Türkiye’nin ve doğal olarak Türk Milletinin sıkıntılı günlerden geçtiğini söylemeye gerek yok.

Hatta sadece Türkiye Türklerinin değil başta Irak ve Suriye Türkleri olmak üzere tüm dünyanın dört bir köşesinde yaşayan Türklerin, çok büyük sıkıntılarla karşı karşıya olduğunu ve Türklerin yok yada asimile edilmek istendiklerini rahatlıkla söyleyebiliriz. Örneğin; Kırım ve Doğu Türkistan’da olduğu gibi... Önümüzde son örnekte Lübnan'dan tahliye edilmek zorunda kalınılan Türklerdir.

Bugünkü gelişmeler ışığında beka dedikleri şey!.. Bugünkü gelişmeler ışığında beka dedikleri şey!..

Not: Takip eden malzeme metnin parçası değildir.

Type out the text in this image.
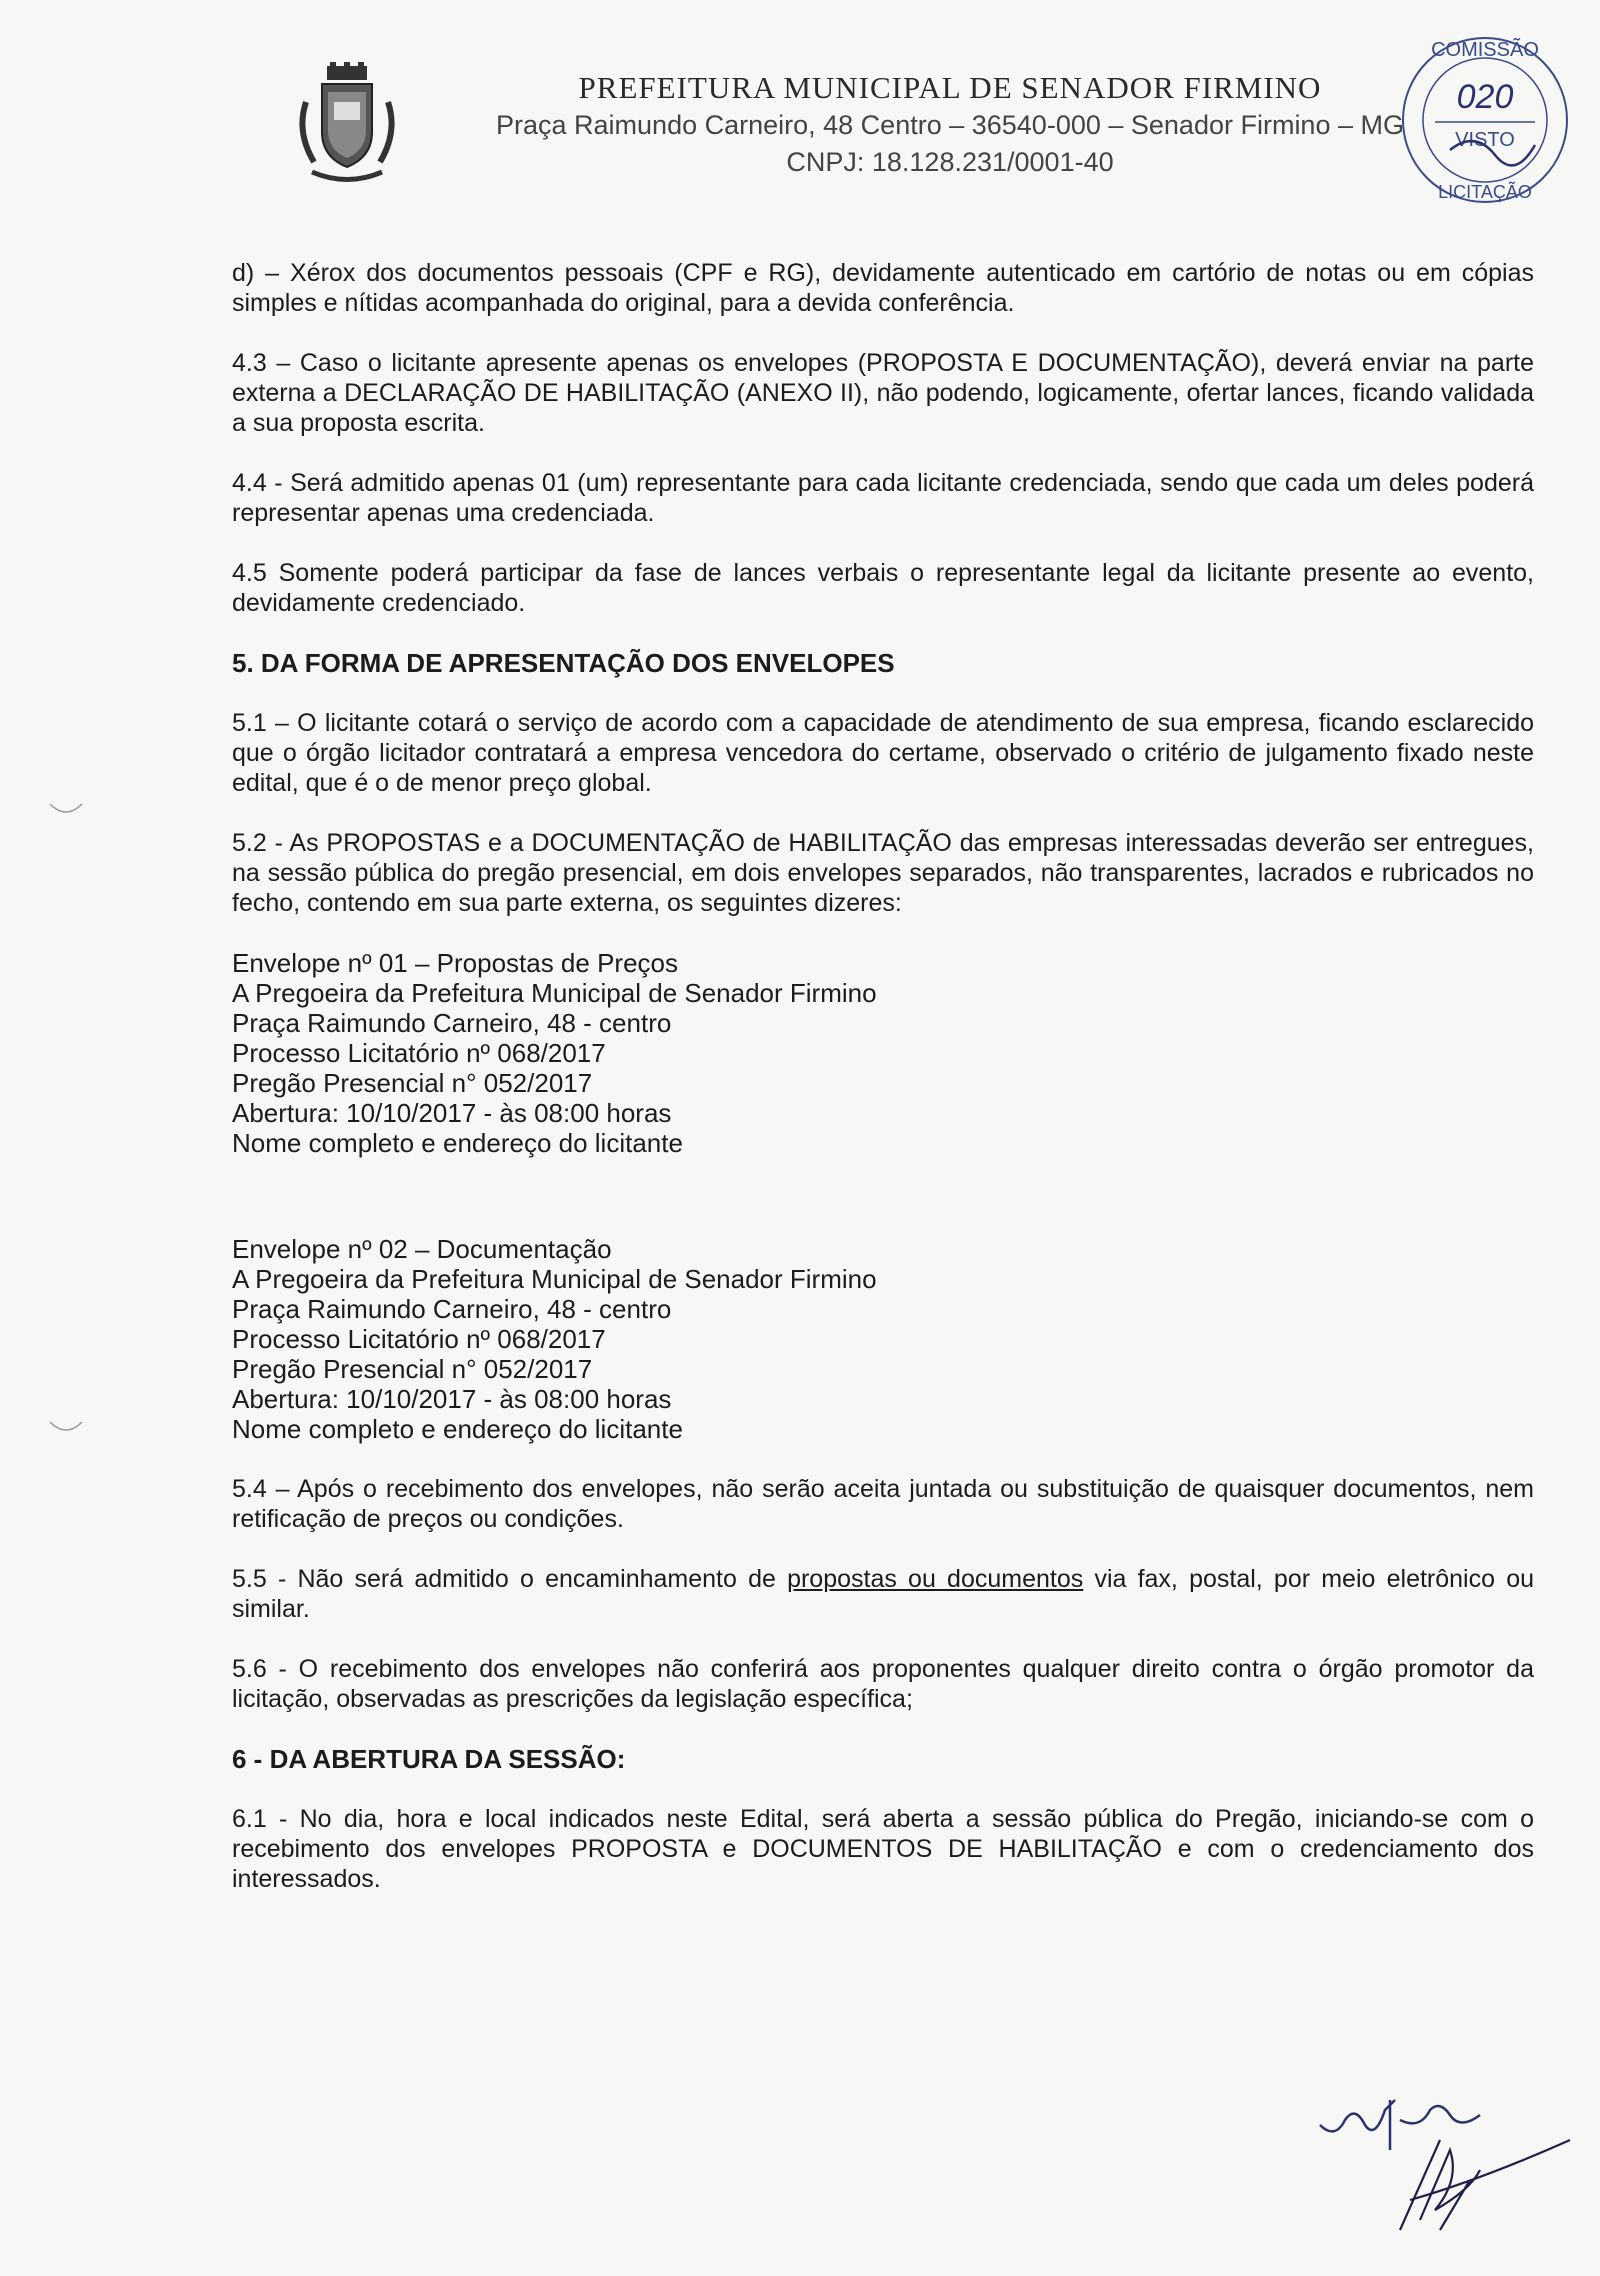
PREFEITURA MUNICIPAL DE SENADOR FIRMINO
Praça Raimundo Carneiro, 48 Centro – 36540-000 – Senador Firmino – MG
CNPJ: 18.128.231/0001-40
COMISSÃO
020
VISTO
LICITAÇÃO

d) – Xérox dos documentos pessoais (CPF e RG), devidamente autenticado em cartório de notas ou em cópias simples e nítidas acompanhada do original, para a devida conferência.

4.3 – Caso o licitante apresente apenas os envelopes (PROPOSTA E DOCUMENTAÇÃO), deverá enviar na parte externa a DECLARAÇÃO DE HABILITAÇÃO (ANEXO II), não podendo, logicamente, ofertar lances, ficando validada a sua proposta escrita.

4.4 - Será admitido apenas 01 (um) representante para cada licitante credenciada, sendo que cada um deles poderá representar apenas uma credenciada.

4.5 Somente poderá participar da fase de lances verbais o representante legal da licitante presente ao evento, devidamente credenciado.

5. DA FORMA DE APRESENTAÇÃO DOS ENVELOPES

5.1 – O licitante cotará o serviço de acordo com a capacidade de atendimento de sua empresa, ficando esclarecido que o órgão licitador contratará a empresa vencedora do certame, observado o critério de julgamento fixado neste edital, que é o de menor preço global.

5.2 - As PROPOSTAS e a DOCUMENTAÇÃO de HABILITAÇÃO das empresas interessadas deverão ser entregues, na sessão pública do pregão presencial, em dois envelopes separados, não transparentes, lacrados e rubricados no fecho, contendo em sua parte externa, os seguintes dizeres:

Envelope nº 01 – Propostas de Preços
A Pregoeira da Prefeitura Municipal de Senador Firmino
Praça Raimundo Carneiro, 48 - centro
Processo Licitatório nº 068/2017
Pregão Presencial n° 052/2017
Abertura: 10/10/2017 - às 08:00 horas
Nome completo e endereço do licitante
Envelope nº 02 – Documentação
A Pregoeira da Prefeitura Municipal de Senador Firmino
Praça Raimundo Carneiro, 48 - centro
Processo Licitatório nº 068/2017
Pregão Presencial n° 052/2017
Abertura: 10/10/2017 - às 08:00 horas
Nome completo e endereço do licitante

5.4 – Após o recebimento dos envelopes, não serão aceita juntada ou substituição de quaisquer documentos, nem retificação de preços ou condições.

5.5 - Não será admitido o encaminhamento de propostas ou documentos via fax, postal, por meio eletrônico ou similar.

5.6 - O recebimento dos envelopes não conferirá aos proponentes qualquer direito contra o órgão promotor da licitação, observadas as prescrições da legislação específica;

6 - DA ABERTURA DA SESSÃO:

6.1 - No dia, hora e local indicados neste Edital, será aberta a sessão pública do Pregão, iniciando-se com o recebimento dos envelopes PROPOSTA e DOCUMENTOS DE HABILITAÇÃO e com o credenciamento dos interessados.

Türkiye’de son günlerde yaşananlara bakarak, ülkemizin hızla milli mücadele şartlarına sürüklendiğini görüyoruz. Bunda iktidarın ve ortaklarının yanlış politikaları ve ihanetin önünü açmaya çalışmalarının büyük payı var.

İç ve dış ihanet şebekeleri ise azmış durumdadır. Buna karşılık Türk Milleti mutlaka çareler üretmelidir. Bu çare; demokrasi ve hukuk sınırları içinde kalınarak, Türk Milletini iktidar yapmaktır. Bu nasıl olacaktır?

Eğer Türk Milletinin milli mücadele şartlarına sürüklendiğini kabul ediyorsak ve demokrasi içinde hukuka bağlı kalınarak bir şeyler yapmak istiyorsak, en gerçekçi adımları atmak zorundayız.

Bu yüzden benim düşünelim diye seslenişim Türk Milletinin her ferdinedir!

Türkiye'de görünür (bir de görünmeyen partiler var... Bunlar resmen varlar ama ortada yoklar veya ortaya çıkmaları değişik sebeplerle mümkün olmuyor) parti genel başkanlarına söylem açısından baktığımızda Ümit Özdağ -Zafer Partisi ve diğerleri ayrımını çok net görebiliyoruz.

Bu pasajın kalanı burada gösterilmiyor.